In a journey from Denver to New Mexico, in the autumn of 1860, our party contained one man whose appetite for whiskey was of the keenest and most insatiable. In making up our outfit, we had left a portion of the purchases to him, and he had bought about six times as much fire-water as we really needed. On the first and second day he managed to get as drunk as a Tammany repeater at election time, and was neither ornamental nor useful. On the second night, while he was sleeping, and possibly dreaming of a paradise where there were rivers of pure Bourbon, and no charge to bathers and drinkers, we arranged a plan to bring him to grief. We took a keg of whiskey from our wagon, and cached it a little way from camp. We threw the dirt into the creek, and built a fire over the place of concealment, so that there was no trace of what we had done. In the morning we kept him away from the wagon until we were several miles on the road, and as he had a bottle at his command he did not discover the loss until night.
But when he did discover it, there was trouble in the camp. We dared not tell the truth, for fear he would insist upon returning to recover the treasure. So we feigned ignorance, thought it must have been lost on the road, or left in Denver, or, possibly, the driver had stolen it. We were all certain that it had not been left at the camp, as we had followed the universal custom of emigrants on the plains, and carefully examined the ground after the wagon had started.
To console himself, he went into a condition of blind drunkenness, and remained in it till morning. At this camp we cached a couple of bottles of whiskey, and then solemnly averred, next morning, that he had swallowed them. To all his denials we were incredulous, and we narrated, with great minuteness, how he drank one bottle after another, filling a pint cup at a time, and draining it at a gulp. He finally began to believe that we were right, and for the rest of the journey he kept comparatively sober.
TWO-BOTTLE CAMP.
On our return, two weeks later, we had a long day’s journey before us to reach “Two-Bottle Camp,” as we had named it. In the morning we made a general confession to the old fellow, and owned up to the theft and concealment of the bottles. His rage at the deception practised upon him was great, but it was not equal to his joy at knowing there was happiness ahead. Never on the whole journey did he exert himself more than on that day to keep the wagon in motion, and enable us to reach the whiskey-hunting ground by sunset.

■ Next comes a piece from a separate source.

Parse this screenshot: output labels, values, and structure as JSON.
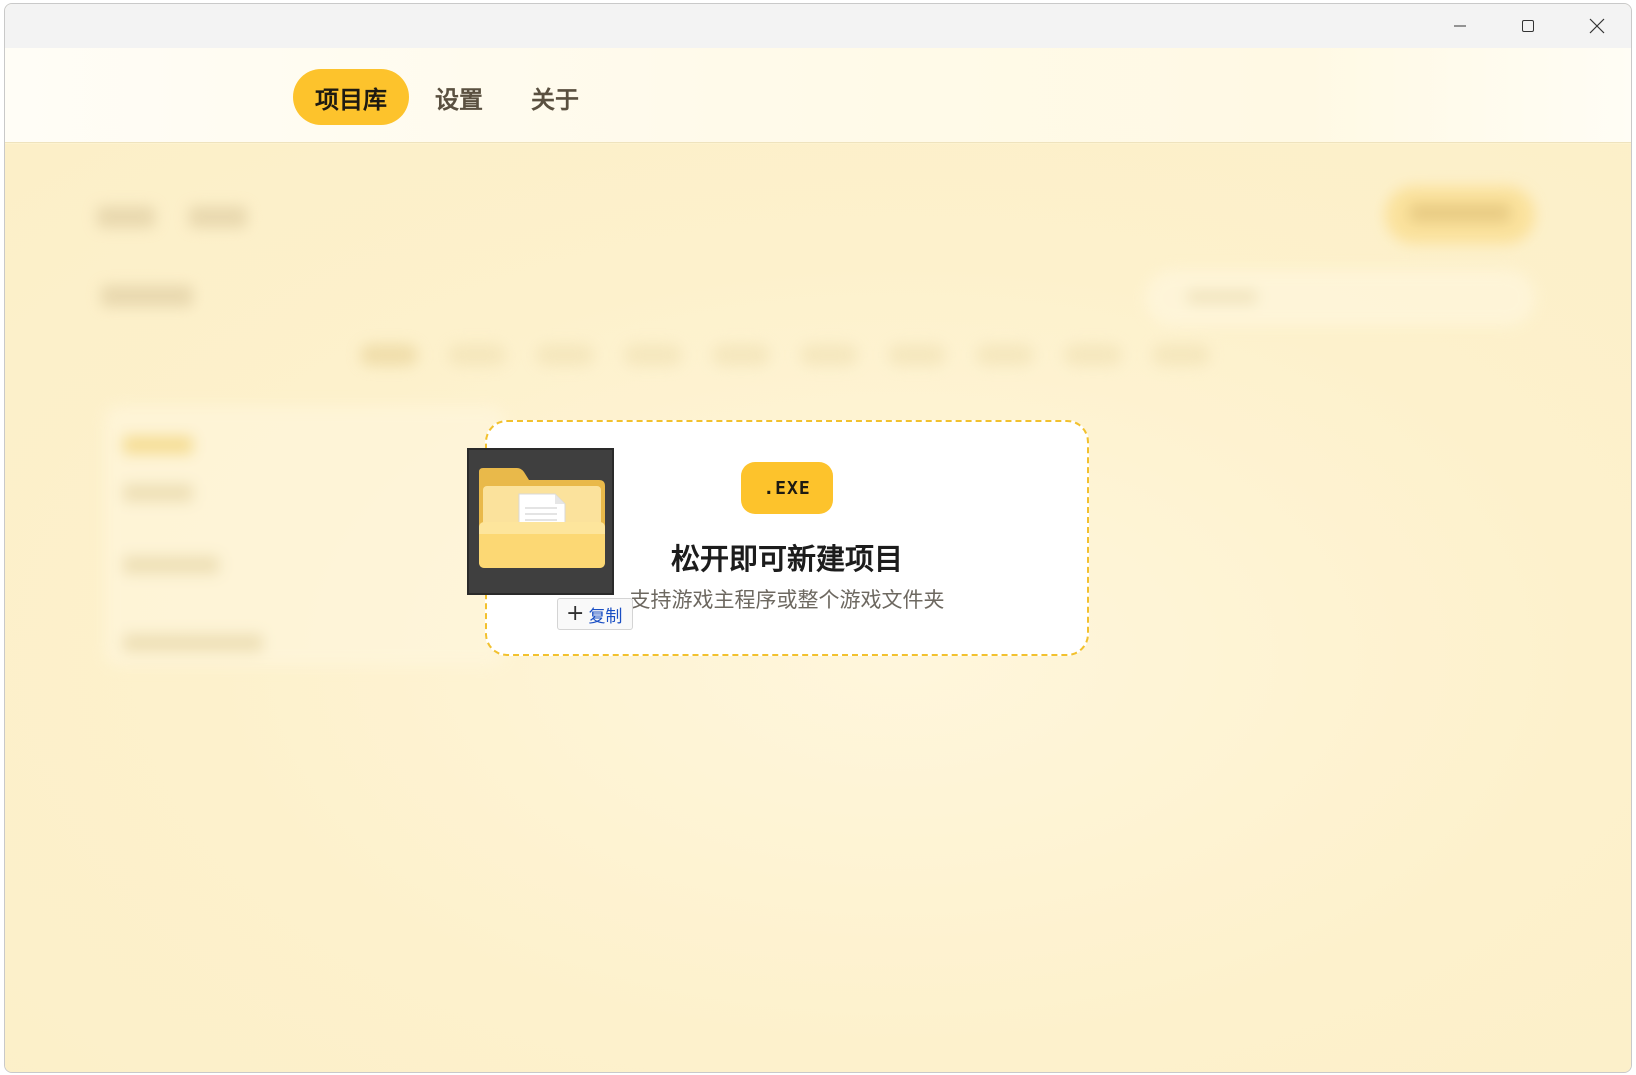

To him the camp of the Two Bottles was like a harbor for which the storm-tossed mariner hopes and prays when the gale is upon him, and his ship is lying at the mercy of the wind; and as soon as we reached it, he made a rapid break for the cache, and opened it before the wagon was fairly halted.
He forgave us everything, and for that evening we had a millennium on a small scale. We compelled him to retain one bottle for the festivities of the next evening, as we wanted him to go to town sober, and consequently determined to exhume the keg, and put it in the wagon without his knowledge. Everything was lovely; the keg was secured, and when we reached Denver, we pretended to discover it in the office whence we had started.